Another stunning development regarding the Sacramento Kings’ uncertain future.  As first reported by the Sacramento Bee, the team’s minority owners have “first right of refusal”.  This means they could have an opportunity to match the sale agreement reached by the Maloofs and Seattle-based investors.

A bankruptcy trustee who controls 7 percent of the Sacramento Kings says the team’s limited partners are being denied their legal right to match a Seattle investment group’s purchase offer for the team.

The assertion by trustee David Flemmer could present a major legal challenge to the Maloof family as it attempts to complete its just-announced sale of the team to a group that intends to move it to Seattle.

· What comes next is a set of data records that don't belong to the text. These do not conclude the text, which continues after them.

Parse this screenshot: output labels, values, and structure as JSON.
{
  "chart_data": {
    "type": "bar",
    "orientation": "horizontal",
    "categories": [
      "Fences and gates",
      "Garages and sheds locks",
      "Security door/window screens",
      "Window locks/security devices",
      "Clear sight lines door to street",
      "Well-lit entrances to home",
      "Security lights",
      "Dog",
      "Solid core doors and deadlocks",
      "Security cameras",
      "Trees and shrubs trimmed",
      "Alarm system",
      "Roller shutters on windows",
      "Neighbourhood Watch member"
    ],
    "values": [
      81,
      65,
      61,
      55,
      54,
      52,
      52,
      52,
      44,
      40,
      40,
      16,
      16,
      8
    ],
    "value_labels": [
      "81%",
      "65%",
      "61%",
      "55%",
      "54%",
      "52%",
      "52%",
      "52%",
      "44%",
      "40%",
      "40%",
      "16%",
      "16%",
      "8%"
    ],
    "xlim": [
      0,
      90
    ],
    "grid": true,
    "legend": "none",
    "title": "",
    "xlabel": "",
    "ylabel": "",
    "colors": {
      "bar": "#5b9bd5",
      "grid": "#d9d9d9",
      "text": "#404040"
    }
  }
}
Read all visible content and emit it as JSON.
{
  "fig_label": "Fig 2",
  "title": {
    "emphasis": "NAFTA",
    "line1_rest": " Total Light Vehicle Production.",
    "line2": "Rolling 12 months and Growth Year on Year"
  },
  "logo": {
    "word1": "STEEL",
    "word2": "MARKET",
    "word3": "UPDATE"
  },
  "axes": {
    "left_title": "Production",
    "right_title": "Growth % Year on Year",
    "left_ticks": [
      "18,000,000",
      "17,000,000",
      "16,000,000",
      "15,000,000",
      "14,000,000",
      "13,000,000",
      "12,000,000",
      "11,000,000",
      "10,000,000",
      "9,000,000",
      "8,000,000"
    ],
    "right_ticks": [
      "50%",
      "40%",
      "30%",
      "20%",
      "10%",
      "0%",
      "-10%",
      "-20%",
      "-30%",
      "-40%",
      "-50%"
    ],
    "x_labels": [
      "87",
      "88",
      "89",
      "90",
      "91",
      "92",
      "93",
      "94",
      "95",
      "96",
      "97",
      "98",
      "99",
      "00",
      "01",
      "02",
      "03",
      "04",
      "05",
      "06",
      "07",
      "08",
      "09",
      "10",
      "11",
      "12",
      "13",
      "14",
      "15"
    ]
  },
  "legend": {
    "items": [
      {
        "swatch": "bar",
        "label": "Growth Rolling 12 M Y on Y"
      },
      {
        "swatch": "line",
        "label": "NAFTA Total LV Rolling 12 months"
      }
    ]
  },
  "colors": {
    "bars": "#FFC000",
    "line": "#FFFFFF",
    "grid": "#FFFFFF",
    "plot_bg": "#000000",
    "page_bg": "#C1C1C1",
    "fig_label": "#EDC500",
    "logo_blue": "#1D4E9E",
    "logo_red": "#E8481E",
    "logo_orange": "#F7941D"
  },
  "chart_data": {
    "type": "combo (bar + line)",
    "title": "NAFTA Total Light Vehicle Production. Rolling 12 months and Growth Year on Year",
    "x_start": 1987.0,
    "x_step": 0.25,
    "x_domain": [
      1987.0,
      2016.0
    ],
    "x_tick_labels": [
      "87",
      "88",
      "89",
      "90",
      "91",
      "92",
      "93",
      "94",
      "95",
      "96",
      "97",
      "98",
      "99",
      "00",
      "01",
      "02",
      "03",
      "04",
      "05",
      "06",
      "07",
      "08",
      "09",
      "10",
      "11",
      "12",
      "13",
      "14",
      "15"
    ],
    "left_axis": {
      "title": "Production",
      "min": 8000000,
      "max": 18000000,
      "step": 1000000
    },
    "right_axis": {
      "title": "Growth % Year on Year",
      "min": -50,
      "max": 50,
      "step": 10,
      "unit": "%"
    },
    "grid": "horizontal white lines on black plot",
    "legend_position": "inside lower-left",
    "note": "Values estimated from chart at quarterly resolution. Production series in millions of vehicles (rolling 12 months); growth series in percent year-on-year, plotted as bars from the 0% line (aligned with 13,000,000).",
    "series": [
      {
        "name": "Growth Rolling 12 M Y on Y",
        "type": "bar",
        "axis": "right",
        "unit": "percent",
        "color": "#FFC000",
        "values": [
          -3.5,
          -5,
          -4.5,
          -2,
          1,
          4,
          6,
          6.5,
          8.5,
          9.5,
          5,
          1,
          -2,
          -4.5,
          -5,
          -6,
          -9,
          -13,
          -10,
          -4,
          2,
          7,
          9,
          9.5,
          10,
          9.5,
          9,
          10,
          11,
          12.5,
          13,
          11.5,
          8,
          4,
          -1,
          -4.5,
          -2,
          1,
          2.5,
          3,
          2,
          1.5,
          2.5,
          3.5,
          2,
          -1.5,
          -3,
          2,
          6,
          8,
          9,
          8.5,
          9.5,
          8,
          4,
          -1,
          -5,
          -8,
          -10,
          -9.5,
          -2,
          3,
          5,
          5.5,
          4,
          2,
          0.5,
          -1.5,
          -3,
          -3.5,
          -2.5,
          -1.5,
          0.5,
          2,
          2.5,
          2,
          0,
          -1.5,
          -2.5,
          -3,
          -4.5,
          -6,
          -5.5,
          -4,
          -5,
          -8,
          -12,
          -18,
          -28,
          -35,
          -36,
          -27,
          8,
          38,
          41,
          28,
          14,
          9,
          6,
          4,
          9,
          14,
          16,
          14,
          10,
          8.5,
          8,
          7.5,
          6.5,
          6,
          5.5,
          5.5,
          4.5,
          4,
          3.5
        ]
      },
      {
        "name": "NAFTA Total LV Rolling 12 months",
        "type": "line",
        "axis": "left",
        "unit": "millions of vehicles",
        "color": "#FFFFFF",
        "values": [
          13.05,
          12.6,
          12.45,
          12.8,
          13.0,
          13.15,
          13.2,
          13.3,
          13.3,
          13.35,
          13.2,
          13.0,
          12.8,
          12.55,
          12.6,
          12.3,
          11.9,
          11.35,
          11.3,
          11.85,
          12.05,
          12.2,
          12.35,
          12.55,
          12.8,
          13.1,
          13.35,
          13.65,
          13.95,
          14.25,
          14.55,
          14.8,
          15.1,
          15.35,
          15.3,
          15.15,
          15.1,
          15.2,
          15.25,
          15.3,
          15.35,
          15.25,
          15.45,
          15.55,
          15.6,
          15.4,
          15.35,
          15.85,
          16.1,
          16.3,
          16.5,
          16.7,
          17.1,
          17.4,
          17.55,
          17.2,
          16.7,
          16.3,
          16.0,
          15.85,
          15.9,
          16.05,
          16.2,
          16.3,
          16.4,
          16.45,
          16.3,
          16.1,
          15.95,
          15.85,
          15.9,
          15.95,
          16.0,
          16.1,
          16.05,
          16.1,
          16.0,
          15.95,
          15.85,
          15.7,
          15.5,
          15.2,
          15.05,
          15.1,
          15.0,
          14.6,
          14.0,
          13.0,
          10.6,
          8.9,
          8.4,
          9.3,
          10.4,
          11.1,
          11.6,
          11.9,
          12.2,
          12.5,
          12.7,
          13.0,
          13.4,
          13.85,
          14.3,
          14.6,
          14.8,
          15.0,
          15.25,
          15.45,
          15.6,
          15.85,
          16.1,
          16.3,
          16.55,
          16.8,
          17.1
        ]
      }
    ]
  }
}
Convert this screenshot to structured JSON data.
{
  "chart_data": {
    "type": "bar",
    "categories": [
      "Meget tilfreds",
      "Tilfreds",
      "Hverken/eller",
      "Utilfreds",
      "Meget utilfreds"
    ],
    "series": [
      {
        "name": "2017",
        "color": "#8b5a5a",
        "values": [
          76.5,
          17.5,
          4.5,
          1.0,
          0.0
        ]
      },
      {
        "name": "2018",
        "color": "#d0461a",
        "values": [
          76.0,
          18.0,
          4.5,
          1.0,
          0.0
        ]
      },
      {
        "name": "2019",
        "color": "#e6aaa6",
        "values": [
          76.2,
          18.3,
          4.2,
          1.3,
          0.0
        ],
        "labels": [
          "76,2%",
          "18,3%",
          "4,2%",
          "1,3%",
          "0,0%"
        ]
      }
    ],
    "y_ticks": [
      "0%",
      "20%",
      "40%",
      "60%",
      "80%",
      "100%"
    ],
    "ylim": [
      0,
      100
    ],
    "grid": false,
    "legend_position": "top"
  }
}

Flemmer, the court-appointed trustee overseeing the 7 percent share of the Kings owned by team limited partner Bob Cook, said Cook and other minority owners have “first right of refusal” to buy the club. He said that right is guaranteed in the partnership agreements governing ownership of the team.

That 7 percent stake will be sold off due to the bankruptcy of Cook.  Aaron Bruski of NBC Sports tweeted that initial bids for that share are due on April 1st.  He also added that any bids submitted before that deadline must have approval by the NBA.  The Bee’s Dale Kasler further reports the auction of Cook’s 7 percent stake is April 19th, which coincides with the NBA’s Board of Governors’ meetings in New York.

Could this open a backdoor opportunity for Ron Burkle and Mark Mastrov to slide into the franchise?  According to CBS 13 and CK contributor Rob McAllister, Burkle had explored bidding on Cook’s 7 percent share in the past.  Burkle and Mastrov are reportedly in discussions to team as major-equity investors in Sacramento’s push to keep the Kings.

It wouldn’t be an unprecedented action if Kings minority owners exercise a “first right of refusal”.  When the Charlotte Bobcats were up for sale in 2010, then-limited partner Michael Jordan negotiated that right to match an offer made by former Houston Rockets CEO George Postolos.  Jordan went on to purchase controlling interest of the Bobcats, who were valued at $275 million at the time.